To Sell or Not to Sell

By Cindy Waxer

Shakespeare might have achieved stardom as a playwright, but according to Thomas Leech the Bard of Avon can give any salesperson insight into the selling process. Author of Say It Like Shakespeare: How to Give a Speech Like Hamlet, Persuade Like Henry V, and Other Secrets from the World’s Greatest Communicator (McGraw-Hill, 2001), Leech demonstrates how Shakespeare’s wise words can help sales professionals sharpen their communication skills.

1. Bait the hook well; this fish will bite.
Convincing prospects to spare a mere two minutes of phone time often requires a hook – something that will immediately grab your prospect’s attention and suggest that your communication will be worth the time. A hook can be a juicy example, a snappy graphic or an impressive statistic.

2. Brevity is the soul of wit.
Convey your message concisely and clearly. When you present your information in a focused rather than a roundabout manner, your receivers can pick up what they need to know quickly and effortlessly.

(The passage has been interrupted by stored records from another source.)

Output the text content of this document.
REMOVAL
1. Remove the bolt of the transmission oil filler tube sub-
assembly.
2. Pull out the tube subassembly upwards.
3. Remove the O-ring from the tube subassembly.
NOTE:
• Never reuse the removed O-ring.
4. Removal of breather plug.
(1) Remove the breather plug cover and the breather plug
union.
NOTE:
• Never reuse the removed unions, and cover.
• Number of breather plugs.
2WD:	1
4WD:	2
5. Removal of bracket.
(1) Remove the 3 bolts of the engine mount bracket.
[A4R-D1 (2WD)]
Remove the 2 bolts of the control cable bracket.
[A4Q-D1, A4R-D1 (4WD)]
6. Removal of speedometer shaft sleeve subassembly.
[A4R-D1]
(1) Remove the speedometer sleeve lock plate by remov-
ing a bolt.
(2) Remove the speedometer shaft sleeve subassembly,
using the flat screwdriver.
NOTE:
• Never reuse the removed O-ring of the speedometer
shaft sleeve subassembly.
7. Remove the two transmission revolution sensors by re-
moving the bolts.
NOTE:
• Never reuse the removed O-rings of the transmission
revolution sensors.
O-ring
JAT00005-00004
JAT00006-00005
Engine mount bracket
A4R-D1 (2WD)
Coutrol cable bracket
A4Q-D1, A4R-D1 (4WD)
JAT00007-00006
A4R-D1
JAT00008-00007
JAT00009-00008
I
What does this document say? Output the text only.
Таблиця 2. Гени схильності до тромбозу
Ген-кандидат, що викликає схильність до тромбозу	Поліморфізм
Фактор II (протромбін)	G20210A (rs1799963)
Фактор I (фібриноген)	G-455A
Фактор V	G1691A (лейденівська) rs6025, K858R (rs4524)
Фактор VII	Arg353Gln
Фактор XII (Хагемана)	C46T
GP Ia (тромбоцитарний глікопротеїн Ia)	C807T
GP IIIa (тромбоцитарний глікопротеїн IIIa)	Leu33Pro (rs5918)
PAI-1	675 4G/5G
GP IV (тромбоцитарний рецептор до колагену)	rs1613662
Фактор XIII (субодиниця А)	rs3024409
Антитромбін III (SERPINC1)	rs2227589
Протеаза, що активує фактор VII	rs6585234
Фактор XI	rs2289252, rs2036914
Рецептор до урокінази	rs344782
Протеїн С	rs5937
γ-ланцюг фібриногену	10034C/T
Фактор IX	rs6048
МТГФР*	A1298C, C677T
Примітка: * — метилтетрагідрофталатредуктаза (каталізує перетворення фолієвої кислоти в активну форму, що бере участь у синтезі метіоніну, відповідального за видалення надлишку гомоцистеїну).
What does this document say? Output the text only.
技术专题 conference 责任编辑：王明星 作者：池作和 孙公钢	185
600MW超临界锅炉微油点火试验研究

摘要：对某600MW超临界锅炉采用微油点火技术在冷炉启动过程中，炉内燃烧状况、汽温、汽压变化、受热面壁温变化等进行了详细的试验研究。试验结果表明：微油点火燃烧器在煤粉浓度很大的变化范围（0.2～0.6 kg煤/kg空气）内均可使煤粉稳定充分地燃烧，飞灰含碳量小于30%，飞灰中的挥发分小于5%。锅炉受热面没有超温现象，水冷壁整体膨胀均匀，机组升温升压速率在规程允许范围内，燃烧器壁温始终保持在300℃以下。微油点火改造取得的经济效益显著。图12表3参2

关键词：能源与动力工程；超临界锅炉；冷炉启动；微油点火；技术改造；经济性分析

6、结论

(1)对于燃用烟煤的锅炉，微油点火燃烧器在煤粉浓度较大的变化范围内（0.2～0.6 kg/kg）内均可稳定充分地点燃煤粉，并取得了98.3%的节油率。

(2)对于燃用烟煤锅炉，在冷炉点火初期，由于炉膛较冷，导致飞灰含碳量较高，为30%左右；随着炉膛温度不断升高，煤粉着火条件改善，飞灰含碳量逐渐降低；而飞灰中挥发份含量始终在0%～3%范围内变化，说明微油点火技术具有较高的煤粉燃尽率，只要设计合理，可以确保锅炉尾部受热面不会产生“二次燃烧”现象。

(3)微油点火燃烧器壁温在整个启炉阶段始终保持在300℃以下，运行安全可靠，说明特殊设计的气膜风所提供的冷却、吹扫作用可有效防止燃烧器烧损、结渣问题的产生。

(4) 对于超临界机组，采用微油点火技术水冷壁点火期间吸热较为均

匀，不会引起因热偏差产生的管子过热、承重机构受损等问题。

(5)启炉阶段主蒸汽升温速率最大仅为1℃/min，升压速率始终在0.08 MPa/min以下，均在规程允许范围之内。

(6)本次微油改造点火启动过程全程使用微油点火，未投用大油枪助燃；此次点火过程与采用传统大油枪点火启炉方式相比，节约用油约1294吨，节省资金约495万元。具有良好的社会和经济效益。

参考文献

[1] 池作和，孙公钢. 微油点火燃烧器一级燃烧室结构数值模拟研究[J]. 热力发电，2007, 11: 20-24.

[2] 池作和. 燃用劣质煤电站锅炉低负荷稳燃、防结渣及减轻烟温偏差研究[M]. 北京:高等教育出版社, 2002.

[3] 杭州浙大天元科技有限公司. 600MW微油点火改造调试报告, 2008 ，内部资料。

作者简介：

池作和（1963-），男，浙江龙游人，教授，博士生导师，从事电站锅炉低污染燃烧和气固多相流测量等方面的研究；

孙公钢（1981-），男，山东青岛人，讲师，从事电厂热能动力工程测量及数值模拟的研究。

3. Speak the speech, I pray you.
Your voice is a key factor as to how well your prospect or customer will receive your message. If you mumble, speak too softly or bellow loudly you can lose your audience immediately.

4. It was Greek to me.
Avoid using industry jargon. Speak at a level prospects can understand. If what you’re saying doesn’t make sense to them, they’ll have little desire to listen to you or buy from you.

5. More matter, with less art.
Use technology wisely – resist the urge to get too gimmicky – as it might alienate some potential customers and distract from the presentation’s message.

6. The readiness is all.
Don’t show up for any meeting or presentation unless you’re well prepared. Also realize that despite your best efforts, something may go wrong. Have a backup plan to save the meeting and your sale.

7. More of your conversation would infect my brain.
Don’t dominate the conversation. Smart salespeople know to ask one or two astute questions and then shut up. They let their customers do the talking so they can better determine what the customer thinks or needs.

8. Suit the action to the word, the word to the action.
Check your overall package when you communicate. If your body looks tight, your posture sags or you appear defensive your customer will pick up on these nonverbal messages and question your credibility.